The Acho Dene Koe First Nation says resource company Paramount owes it more than $1 million in missed payments as Paramount faces separate criticism over its cleanup work.
In NWT Supreme Court, the Fort Liard-based First Nation alleges Paramount Resources has missed $100,000 annual payments mandated under a community investment plan since 2009.
It wants a back payment of $1.4 million to be made, plus interest and damages for Paramount’s alleged “breach of duty of good faith.”
Paramount is an oil and gas firm. In the 1990s and early 2000s, it was involved in work to run a pipeline in the region and explore for gas. Its primary function in the Dehcho is now remediating those operations.
When the pipeline was about to become a thing, Paramount signed a community investment plan that promised a committee of First Nation members would be given “a budget of $100,000 a year [and] such payments will continue each year … until such time as distributions to Acho Dene Koe under the Shiha Energy Transmission Limited Partnership Agreement reach $10,000 per year. When such occurs, no further payments pursuant to this clause will be due and owing.”
In other words, once the pipeline operated by Shiha Energy (a group involving Paramount and others) began sending the First Nation more than $10,000 a year, the $100,000 annual payments from Paramount would stop.
In late 2008 or early 2009, Paramount – not Shiha Energy, according to the First Nation – sent the First Nation about $17,500 as a “distribution payment.” In later documents, Paramount said that $17,500 meant the First Nation had now received one of the “$10,000 per year” payments under the community investment plan, so it had stopped paying the $100,000 annually.
Filing a notice of motion against Paramount on March 12, the First Nation said Paramount had “artificially calculated” its $17,500 payment “to attempt to terminate its obligation” to keep paying $100,000 a year.
The case is an evolution of legal action that has been ongoing for years.
First, the Acho Dene Koe First Nation went to court asking a judge to order the NWT government to take steps to enforce broader benefits plans drawn up with the likes of Paramount. (The judge denied an application for judicial review.)
Since 2020, the First Nation has been more narrowly pursuing Paramount over the matter of the annual payments.
Paramount had not filed a statement of defence by Tuesday this week and did not respond to a request for a comment. The company is being represented by Vancouver law firm Gall Legge Grant Zwack.
In earlier statements of defence, Paramount has maintained that the First Nation got a payment of more than $10,000 in line with the terms of the original deal.

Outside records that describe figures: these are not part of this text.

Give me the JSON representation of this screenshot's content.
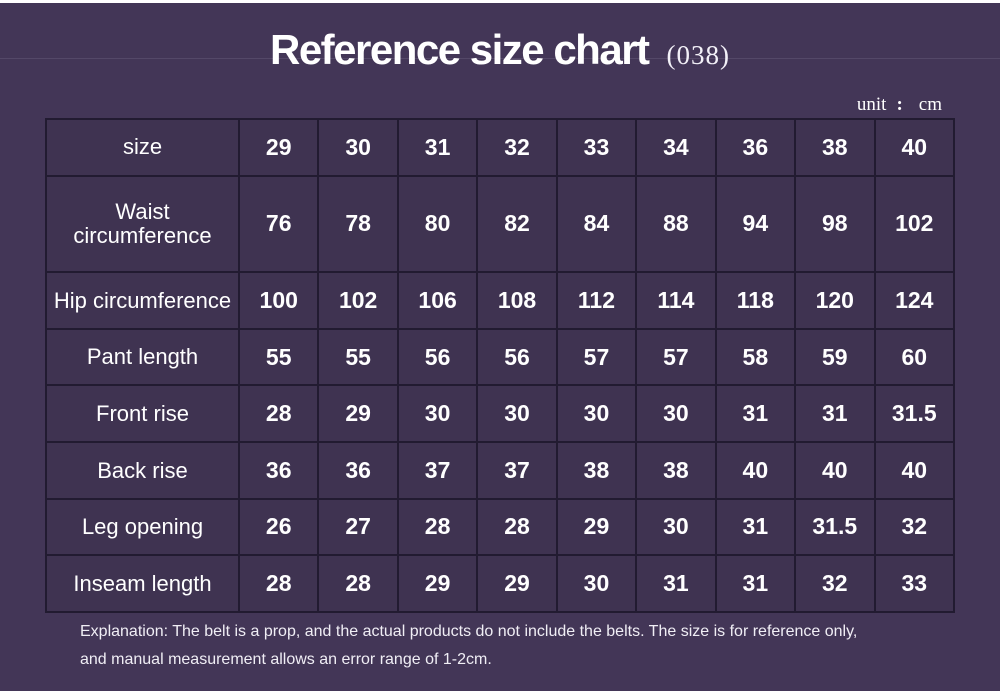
{
  "page": {
    "title": "Reference size chart",
    "title_suffix": "(038)",
    "unit": {
      "label": "unit",
      "separator": ":",
      "value": "cm"
    },
    "footer_lines": [
      "Explanation: The belt is a prop, and the actual products do not include the belts. The size is for reference only,",
      "and manual measurement allows an error range of 1-2cm."
    ],
    "colors": {
      "background": "#433657",
      "cell_background": "#3f3351",
      "table_border": "#221b31",
      "text": "#ffffff"
    }
  },
  "chart_data": {
    "type": "table",
    "title": "Reference size chart (038)",
    "unit": "cm",
    "rows": [
      {
        "label": "size",
        "values": [
          "29",
          "30",
          "31",
          "32",
          "33",
          "34",
          "36",
          "38",
          "40"
        ]
      },
      {
        "label": "Waist circumference",
        "values": [
          "76",
          "78",
          "80",
          "82",
          "84",
          "88",
          "94",
          "98",
          "102"
        ]
      },
      {
        "label": "Hip circumference",
        "values": [
          "100",
          "102",
          "106",
          "108",
          "112",
          "114",
          "118",
          "120",
          "124"
        ]
      },
      {
        "label": "Pant length",
        "values": [
          "55",
          "55",
          "56",
          "56",
          "57",
          "57",
          "58",
          "59",
          "60"
        ]
      },
      {
        "label": "Front rise",
        "values": [
          "28",
          "29",
          "30",
          "30",
          "30",
          "30",
          "31",
          "31",
          "31.5"
        ]
      },
      {
        "label": "Back rise",
        "values": [
          "36",
          "36",
          "37",
          "37",
          "38",
          "38",
          "40",
          "40",
          "40"
        ]
      },
      {
        "label": "Leg opening",
        "values": [
          "26",
          "27",
          "28",
          "28",
          "29",
          "30",
          "31",
          "31.5",
          "32"
        ]
      },
      {
        "label": "Inseam length",
        "values": [
          "28",
          "28",
          "29",
          "29",
          "30",
          "31",
          "31",
          "32",
          "33"
        ]
      }
    ],
    "note": "Explanation: The belt is a prop, and the actual products do not include the belts. The size is for reference only, and manual measurement allows an error range of 1-2cm."
  }
}
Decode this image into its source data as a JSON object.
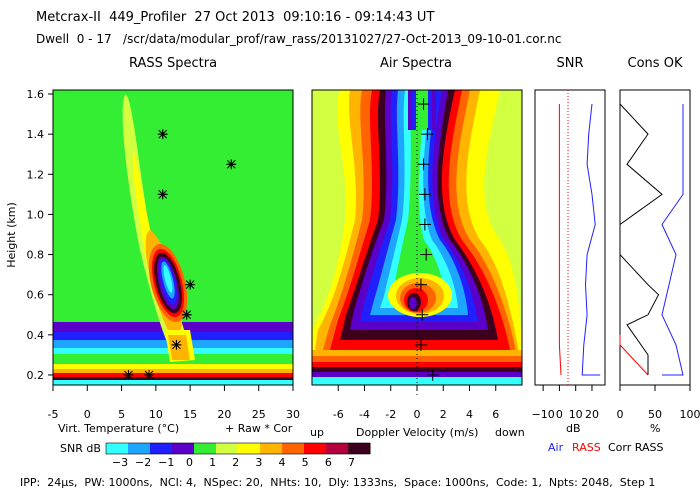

The First Nation’s counsel, Doug Rae, told Cabin Radio whether the $17,500 payment was a genuine payment from the pipeline as agreed – or an artificial sum cooked up by Paramount to get out of the broader $100,000 annual obligation – “will be the issue for the court to decide.”
Beyond 2008, the pipeline was deactivated.
‘Unacceptable’ use of emergency remediation clause
Meanwhile, Paramount is also being accused of regulatory missteps at its Pointed Mountain former gas field site, north of Fisherman Lake to the west of Fort Liard.
Having previously been accused of a Waters Act violation at the site, Paramount was told this month by the NWT’s Department of Environment and Climate Change that the company is using “unacceptable” approaches to remediation.
Paramount is attempting to remediate a surge pond – a contaminated pond that includes the likes of chloride. In the past, environmental officials have observed dead trees below the surge pond. Paramount is tasked with stopping any leak, draining the pond and backfilling it so it can’t fill with water (and contaminants) again.

Last summer, Paramount told the Mackenzie Valley Land and Water Board it would use a set of regulations expressly designed for emergencies to “alleviate the pressing and escalating concerns regarding the discharge from the surge pond.”
The regulation in question states: “Notwithstanding any other provision of these regulations or the conditions of any permit, where an emergency threatens life, property or the environment, a person may carry out such land-use operations as are necessary to cope with the emergency.” Essentially, it’s a free pass to do whatever you need to do in a crisis.
ECC disputes that this was a crisis warranting the use of emergency provisions, not least because Paramount has known about the surge pond’s problems for years.
“The historical delay in addressing this through the established regulatory system and using an unprecedented emergency measure is unacceptable for legacy sites,” ECC senior water resource officer Wendy Bidwell told the company on Monday in an email appearing on regulators’ public registry.
“Doing so has removed public input on the remediation standards and methods for the site,” said Bidwell. (Normally, companies have to file plans for public review prior to taking action. The emergencies clause can allow firms to circumvent that.)
“ECC-GNWT firmly states that Paramount’s method of using emergency measures for a long historical waste discharge is unacceptable and this approach should not be used by the company or others in future,” Bidwell concluded.